Python 3 Fundamentals Week 23 - CSV Module 課程筆記

Introduction

The Python csv module provides a simple way to handle CSV (Comma-Separated Values) files.

CSV Dialects

CSV formats vary and these different formats are often called dialects.

  • Delimiter: tab, pipe(|)
  • Line separator: \n in Unix, \r\n in Windows

Reading CSV Files

What is CSV Data

The Comma-Separated Values (CSV) is a data format suitable for storing tabular data.

  • Each row in a file is a row of data
  • Rows in a file are seperated by a newline (OS specific)
  • Each field in the row is separated by a separator aka delimiter

If field contains the field delimiter character?

"John","We hope to "win" the game"

Double up the quotes

"John","We hope to ""win"" the game"

Use escape character (\)

"John","We hope to \"win\" the game"

CSV is not a standard format

The most common dialect is used by Excel, but others exist as well.

Common Excel CSV Format

  • delimiter (field separator): ,
  • quotechar (field delimiter): "

When handling special characters inside fields:

  • Quotes inside a field: If a field contains a quote character, it is represented by doubling the quote. For example, We hope to "win" becomes "We hope to ""win"".
  • Delimiter inside a field: If a field contains the delimiter, it is enclosed in quotes. For example, Smith, John becomes "Smith, John".

Other valid CSV formats:

  • Pipe delimited, e.g., field1|field2|field3
  • Tab delimited, e.g., field1 field2 field3

Parsing CSV Data

The default parser dialect of CSV module is excel but the module allows custom settings for delimiter, quotechar, etc.

with open('some_file') as f:
	reader = csv.reader(f, delimiter=',', quotechar='"')
	for row in reader:
		# row is a list containing parsed fields
		print(row)

f: The file opened for reading.
delimiter : Optional.

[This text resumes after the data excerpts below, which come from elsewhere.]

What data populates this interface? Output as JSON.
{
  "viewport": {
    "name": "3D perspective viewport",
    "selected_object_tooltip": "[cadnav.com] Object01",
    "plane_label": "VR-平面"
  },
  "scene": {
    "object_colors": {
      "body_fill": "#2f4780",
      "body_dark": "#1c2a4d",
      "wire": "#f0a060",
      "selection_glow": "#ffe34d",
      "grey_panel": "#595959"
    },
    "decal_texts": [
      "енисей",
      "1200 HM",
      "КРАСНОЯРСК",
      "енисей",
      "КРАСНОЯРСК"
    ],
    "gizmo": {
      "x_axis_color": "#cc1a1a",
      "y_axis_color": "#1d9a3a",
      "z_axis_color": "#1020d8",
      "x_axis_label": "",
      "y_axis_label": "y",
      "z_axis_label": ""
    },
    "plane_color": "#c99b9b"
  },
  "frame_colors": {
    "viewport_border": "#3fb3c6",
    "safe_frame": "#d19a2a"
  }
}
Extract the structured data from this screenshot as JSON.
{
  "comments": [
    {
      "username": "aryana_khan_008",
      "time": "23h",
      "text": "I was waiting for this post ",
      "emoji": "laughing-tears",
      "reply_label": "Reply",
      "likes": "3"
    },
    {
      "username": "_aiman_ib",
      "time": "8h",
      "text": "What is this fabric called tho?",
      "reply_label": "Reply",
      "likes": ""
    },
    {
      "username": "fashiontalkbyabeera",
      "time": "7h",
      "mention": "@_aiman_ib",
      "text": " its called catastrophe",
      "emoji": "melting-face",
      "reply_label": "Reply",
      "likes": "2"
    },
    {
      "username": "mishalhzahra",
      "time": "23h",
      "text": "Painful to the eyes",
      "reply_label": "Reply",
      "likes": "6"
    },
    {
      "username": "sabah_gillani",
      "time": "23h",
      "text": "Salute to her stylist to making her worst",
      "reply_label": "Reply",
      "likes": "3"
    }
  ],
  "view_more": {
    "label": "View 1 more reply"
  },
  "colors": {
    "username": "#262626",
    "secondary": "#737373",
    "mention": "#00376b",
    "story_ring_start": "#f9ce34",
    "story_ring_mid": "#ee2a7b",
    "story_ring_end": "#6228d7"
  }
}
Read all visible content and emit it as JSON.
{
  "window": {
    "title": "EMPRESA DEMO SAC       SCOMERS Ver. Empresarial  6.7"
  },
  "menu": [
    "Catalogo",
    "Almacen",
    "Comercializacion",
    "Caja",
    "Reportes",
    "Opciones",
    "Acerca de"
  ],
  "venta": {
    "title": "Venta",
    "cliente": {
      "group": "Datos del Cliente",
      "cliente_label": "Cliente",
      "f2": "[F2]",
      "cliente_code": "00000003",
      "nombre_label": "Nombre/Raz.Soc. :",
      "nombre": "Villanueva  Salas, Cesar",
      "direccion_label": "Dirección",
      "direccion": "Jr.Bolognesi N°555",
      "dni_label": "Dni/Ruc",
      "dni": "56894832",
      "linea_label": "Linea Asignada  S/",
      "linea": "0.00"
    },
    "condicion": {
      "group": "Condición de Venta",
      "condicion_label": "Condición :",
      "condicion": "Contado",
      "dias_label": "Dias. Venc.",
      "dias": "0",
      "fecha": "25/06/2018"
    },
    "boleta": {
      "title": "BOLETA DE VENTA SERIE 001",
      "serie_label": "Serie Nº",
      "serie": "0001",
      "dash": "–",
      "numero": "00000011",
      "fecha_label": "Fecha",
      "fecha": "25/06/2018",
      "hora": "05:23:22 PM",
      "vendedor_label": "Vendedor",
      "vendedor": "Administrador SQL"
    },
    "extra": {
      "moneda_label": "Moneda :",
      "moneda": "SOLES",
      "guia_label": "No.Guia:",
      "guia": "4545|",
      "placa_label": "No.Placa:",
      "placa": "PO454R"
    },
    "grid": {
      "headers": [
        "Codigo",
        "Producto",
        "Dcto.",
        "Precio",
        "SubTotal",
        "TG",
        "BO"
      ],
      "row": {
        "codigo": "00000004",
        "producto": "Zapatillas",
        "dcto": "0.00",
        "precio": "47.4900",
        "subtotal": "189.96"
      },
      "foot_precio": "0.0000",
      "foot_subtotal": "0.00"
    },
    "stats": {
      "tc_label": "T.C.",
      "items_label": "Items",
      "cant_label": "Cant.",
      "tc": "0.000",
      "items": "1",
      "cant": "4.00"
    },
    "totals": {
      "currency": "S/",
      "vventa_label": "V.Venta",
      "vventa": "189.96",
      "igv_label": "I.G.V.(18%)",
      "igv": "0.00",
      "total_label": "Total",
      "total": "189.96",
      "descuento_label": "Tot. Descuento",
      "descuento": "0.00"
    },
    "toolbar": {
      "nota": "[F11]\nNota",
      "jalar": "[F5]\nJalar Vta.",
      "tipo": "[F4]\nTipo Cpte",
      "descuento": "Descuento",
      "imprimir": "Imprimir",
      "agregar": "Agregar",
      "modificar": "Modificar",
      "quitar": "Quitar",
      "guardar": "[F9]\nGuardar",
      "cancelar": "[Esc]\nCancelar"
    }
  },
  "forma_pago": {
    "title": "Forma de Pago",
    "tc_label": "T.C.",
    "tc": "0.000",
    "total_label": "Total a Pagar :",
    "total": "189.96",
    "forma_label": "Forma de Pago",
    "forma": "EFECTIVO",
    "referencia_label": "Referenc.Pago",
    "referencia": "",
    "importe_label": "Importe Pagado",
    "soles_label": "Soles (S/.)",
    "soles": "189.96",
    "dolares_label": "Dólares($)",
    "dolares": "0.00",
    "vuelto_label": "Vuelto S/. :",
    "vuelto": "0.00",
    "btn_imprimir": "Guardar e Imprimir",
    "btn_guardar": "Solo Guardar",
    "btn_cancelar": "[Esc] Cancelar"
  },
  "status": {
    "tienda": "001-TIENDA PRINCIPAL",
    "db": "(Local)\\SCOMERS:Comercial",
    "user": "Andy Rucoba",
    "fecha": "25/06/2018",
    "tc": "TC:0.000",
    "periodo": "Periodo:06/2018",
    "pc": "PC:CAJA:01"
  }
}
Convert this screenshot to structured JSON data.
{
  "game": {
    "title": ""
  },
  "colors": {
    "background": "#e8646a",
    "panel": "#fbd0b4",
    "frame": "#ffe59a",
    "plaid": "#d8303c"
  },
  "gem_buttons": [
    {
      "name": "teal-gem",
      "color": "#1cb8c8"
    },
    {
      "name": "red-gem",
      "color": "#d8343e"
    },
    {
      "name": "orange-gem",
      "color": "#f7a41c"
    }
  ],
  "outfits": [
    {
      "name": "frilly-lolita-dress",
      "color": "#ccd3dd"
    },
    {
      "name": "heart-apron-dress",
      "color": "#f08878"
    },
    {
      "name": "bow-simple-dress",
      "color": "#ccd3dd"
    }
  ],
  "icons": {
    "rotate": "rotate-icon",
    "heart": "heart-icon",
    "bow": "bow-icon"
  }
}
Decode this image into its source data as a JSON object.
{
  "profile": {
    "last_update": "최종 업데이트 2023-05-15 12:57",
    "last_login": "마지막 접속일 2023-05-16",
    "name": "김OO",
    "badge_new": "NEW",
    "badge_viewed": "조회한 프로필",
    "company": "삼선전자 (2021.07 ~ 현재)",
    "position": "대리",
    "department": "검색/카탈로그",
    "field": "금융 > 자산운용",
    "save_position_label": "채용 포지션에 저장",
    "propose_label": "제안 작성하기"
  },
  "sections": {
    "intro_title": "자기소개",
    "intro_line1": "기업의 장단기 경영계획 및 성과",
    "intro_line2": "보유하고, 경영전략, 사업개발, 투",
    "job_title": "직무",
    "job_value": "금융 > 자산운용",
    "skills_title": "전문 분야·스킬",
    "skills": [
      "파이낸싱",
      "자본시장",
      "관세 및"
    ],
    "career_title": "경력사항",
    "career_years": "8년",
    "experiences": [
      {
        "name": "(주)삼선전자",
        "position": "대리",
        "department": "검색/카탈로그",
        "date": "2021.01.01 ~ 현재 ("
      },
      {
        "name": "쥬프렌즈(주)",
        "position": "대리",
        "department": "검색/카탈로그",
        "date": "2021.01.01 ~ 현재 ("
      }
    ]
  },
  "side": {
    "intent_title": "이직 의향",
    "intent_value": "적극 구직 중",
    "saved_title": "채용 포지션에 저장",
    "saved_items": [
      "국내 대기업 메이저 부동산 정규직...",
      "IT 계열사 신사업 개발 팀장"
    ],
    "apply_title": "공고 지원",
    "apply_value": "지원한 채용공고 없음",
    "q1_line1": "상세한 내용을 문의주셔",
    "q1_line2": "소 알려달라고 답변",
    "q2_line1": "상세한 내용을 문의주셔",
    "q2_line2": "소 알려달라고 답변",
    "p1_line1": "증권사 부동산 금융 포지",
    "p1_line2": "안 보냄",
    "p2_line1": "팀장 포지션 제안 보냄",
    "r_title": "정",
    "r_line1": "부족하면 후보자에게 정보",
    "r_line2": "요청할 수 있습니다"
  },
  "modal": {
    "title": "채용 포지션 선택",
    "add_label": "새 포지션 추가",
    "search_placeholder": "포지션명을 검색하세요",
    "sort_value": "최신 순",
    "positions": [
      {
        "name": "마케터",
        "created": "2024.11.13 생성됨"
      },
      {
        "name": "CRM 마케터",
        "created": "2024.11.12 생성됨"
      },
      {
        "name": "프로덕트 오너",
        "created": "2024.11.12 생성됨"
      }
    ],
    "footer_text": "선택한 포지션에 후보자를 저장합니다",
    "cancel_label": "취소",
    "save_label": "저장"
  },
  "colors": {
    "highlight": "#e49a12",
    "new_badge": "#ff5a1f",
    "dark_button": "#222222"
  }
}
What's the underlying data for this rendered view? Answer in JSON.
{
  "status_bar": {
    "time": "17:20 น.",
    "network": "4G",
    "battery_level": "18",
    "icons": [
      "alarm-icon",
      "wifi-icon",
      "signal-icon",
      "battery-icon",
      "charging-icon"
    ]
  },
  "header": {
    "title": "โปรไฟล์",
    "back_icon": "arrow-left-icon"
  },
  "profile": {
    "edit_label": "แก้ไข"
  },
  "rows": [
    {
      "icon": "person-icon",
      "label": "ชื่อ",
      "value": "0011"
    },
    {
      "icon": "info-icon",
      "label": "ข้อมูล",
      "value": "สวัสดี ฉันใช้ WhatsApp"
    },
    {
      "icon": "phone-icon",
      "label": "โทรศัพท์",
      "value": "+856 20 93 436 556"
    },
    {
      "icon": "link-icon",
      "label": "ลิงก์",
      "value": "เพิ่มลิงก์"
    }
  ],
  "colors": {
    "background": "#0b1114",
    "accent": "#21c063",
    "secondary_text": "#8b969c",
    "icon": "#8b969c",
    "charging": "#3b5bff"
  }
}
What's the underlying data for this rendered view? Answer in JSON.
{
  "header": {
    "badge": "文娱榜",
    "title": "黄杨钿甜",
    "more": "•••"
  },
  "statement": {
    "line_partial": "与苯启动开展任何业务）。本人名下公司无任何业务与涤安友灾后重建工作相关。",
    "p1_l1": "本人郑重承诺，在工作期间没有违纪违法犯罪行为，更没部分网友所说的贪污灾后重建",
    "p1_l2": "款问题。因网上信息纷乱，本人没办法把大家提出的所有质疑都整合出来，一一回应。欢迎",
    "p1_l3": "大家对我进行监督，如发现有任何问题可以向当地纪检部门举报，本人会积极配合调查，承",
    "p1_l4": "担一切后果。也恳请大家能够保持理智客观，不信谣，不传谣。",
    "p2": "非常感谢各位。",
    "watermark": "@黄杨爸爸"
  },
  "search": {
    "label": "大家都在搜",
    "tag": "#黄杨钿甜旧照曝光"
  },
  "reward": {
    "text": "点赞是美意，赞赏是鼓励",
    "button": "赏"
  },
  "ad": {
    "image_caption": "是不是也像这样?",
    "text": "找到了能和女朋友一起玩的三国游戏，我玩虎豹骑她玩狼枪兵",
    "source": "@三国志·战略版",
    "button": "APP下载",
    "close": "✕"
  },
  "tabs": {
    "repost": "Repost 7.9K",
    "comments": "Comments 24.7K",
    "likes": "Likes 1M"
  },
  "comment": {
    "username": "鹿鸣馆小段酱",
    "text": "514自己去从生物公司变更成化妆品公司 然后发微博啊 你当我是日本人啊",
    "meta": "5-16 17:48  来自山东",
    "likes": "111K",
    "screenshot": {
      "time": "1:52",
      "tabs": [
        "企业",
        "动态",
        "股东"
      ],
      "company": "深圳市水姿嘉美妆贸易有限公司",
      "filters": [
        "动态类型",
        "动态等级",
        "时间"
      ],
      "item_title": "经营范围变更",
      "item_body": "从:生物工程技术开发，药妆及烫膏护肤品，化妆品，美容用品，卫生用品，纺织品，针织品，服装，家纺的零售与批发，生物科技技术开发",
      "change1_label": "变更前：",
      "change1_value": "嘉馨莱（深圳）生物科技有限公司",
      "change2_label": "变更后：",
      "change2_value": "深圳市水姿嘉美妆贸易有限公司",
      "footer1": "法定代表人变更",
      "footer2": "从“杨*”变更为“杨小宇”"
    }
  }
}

Default value is ‘,’.
quotechar: Optional, default value is ‘"’.

csv.reader() returns an iterator of parsed rows from the file.

Coding

File content in ‘actors.csv’

First Name,Last Name,DOB,Sketches
John,Cleese,10/27/39,"The Cheese Shop, Ministry of Silly Walks, It's the Arts"
Eric,Idle,3/29/43,"The Cheese Shop, Nudge Nudge, ""Spam"""
Peter,O'Toole,8/2/32,Lawrence of Arabia

Splitting data with ,

with open('actors.csv') as f:
    for row in f:
        row = row.strip()
        field = row.split(",")
        print(row)

Output:

['First Name', 'Last Name', 'DOB', 'Sketches']
['John', 'Cleese', '10/27/39', '"The Cheese Shop', ' Ministry of Silly Walks', ' It\'s the Arts"']
['Eric', 'Idle', '3/29/43', '"The Cheese Shop', ' Nudge Nudge', ' ""Spam"""']
['Peter', "O'Toole", '8/2/32', 'Lawrence of Arabia']

Using csv.reader()

import csv

with open('actors.csv') as f:
    csv_file = csv.reader(f)  # default uses , and "
    for row in csv_file:
        print(row)

Output:

['First Name', 'Last Name', 'DOB', 'Sketches']
['John', 'Cleese', '10/27/39', "The Cheese Shop, Ministry of Silly Walks, It's the Arts"]
['Eric', 'Idle', '3/29/43', 'The Cheese Shop, Nudge Nudge, "Spam"']
['Peter', "O'Toole", '8/2/32', 'Lawrence of Arabia']

Dialects

Custom dialects can be defined once in the program and reused multiple times.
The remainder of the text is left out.